Support from orderbook before the upturn. With the drastic fall in oil prices, Swiber is unlikely to be spared by cut-backs on E&P expenditures from oil companies. However, it should be kept busy for this year with its strong order book of US$607m (as of 30 Sep 08). Order cancellations are less likely compared to businesses such as rigbuilding since Swiber focuses on field development, the last leg before oil production. With low oil prices and a deteriorating industry outlook, we doubt the sector will outperform in the short term, but signs of an upturn should be exciting for Swiber, since fundamentals for the O&G industry are strong in the long run.
Growth opportunities still available. Swiber has deferred plans for deepwater drilling with the postponement of its first deepwater drilling unit, the Equatorial Driller. No material cost has been incurred so far, and falling material prices are expected to benefit the group in future. Despite the setback in deepwater ambitions (a blessing in disguise given current credit conditions), Swiber is aiming to grow its operations in India and the Middle East. The latter and in particular Saudi Arabia, has a lower cost of production as the offshore fields are mainly located in shallow waters.

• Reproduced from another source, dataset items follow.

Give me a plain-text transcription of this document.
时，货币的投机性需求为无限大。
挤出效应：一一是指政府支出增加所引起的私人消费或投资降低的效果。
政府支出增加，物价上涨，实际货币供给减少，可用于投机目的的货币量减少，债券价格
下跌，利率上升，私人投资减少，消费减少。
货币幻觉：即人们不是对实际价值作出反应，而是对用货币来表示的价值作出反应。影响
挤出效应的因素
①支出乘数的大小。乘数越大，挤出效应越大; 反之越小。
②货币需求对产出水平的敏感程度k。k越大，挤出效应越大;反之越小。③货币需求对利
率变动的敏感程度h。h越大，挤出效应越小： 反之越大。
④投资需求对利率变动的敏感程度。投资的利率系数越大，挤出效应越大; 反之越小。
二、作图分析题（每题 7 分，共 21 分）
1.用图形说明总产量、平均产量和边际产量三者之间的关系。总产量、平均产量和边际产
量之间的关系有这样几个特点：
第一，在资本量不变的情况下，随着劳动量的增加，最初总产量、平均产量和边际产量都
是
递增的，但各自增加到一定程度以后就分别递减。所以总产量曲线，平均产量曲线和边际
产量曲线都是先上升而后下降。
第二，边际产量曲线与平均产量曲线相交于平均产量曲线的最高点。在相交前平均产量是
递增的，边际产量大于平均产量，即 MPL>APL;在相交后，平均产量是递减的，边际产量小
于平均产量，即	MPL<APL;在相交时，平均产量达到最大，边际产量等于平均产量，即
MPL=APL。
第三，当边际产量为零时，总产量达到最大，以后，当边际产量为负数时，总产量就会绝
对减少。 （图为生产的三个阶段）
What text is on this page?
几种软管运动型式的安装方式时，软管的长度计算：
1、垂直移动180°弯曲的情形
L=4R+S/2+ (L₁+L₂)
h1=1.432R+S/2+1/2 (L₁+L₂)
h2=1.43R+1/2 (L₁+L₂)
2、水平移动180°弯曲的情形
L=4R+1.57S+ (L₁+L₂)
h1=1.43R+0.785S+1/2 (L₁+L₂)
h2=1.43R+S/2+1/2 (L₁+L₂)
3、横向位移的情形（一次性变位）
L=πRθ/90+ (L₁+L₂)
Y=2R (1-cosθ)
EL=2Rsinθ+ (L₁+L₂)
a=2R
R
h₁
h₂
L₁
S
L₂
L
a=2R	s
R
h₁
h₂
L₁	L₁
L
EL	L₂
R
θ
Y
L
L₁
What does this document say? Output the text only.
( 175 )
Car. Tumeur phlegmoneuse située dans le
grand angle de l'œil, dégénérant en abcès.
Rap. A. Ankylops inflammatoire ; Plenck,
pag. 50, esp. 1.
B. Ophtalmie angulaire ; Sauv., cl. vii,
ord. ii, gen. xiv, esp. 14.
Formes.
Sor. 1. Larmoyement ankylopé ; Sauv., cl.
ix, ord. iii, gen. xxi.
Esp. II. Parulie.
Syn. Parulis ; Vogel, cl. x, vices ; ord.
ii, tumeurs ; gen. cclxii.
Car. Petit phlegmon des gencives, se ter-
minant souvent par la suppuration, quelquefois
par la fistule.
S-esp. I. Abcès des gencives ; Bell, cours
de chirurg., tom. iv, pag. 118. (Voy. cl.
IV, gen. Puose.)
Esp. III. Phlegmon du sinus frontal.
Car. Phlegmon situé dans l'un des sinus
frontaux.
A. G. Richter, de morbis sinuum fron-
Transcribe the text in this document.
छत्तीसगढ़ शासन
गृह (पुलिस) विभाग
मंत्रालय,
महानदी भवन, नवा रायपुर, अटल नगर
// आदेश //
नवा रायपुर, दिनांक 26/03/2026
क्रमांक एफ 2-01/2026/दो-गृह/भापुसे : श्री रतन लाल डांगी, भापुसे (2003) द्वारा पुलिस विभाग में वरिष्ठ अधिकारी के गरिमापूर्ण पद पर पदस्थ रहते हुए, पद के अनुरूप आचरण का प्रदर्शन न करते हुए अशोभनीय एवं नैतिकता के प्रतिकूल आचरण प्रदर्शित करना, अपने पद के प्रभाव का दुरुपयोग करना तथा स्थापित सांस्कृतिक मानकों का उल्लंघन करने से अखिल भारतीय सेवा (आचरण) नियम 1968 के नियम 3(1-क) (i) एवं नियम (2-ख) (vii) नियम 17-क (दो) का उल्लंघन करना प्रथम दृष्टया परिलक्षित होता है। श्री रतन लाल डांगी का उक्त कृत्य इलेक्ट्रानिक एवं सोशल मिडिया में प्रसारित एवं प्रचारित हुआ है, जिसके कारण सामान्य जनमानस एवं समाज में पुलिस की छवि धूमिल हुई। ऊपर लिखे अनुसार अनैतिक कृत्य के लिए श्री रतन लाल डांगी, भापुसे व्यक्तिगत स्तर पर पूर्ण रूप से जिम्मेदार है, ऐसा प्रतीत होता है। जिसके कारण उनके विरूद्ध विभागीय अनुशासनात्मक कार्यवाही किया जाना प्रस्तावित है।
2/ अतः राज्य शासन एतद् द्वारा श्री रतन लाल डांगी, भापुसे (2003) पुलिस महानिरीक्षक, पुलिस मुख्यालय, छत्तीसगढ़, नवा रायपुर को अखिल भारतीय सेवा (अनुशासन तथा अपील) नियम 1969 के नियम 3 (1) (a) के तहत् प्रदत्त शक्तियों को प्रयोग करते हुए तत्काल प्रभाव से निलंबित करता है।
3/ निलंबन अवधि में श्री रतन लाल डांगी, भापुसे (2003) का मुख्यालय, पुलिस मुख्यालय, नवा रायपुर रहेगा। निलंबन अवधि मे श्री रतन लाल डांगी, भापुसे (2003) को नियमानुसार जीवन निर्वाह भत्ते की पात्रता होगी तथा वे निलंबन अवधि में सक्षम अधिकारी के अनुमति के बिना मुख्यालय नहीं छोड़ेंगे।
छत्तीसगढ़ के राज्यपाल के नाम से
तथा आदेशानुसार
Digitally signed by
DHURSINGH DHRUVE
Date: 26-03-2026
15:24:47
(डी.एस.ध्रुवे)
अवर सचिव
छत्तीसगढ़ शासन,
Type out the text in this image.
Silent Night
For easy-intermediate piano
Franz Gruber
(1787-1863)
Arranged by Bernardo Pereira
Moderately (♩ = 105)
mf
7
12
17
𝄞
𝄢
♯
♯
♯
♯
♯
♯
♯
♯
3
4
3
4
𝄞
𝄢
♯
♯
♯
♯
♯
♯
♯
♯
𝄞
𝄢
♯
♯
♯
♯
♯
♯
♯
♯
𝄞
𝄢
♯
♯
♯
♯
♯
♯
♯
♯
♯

Initiate with BUY. We initiate coverage on Swiber with a BUY recommendation with a fair value estimate of S$0.66 pegged at 3x FY09F earnings. We are pegging Swiber lower than its comparables’ current trading FY09F PER of 5x in view of its higher debt levels. Swiber is still bidding for US$4.2b worth of contracts for execution over the next five years and we account a 15% (historically ~20%) win rate, translating to US$630m worth of possible contracts. We are mindful that contract flow might be slow in 1H09 due to the cautious outlook on oil but any wins will be a positive share price catalyst. Swiber is currently trading at its historical low valuation of ~2x FY09F earnings.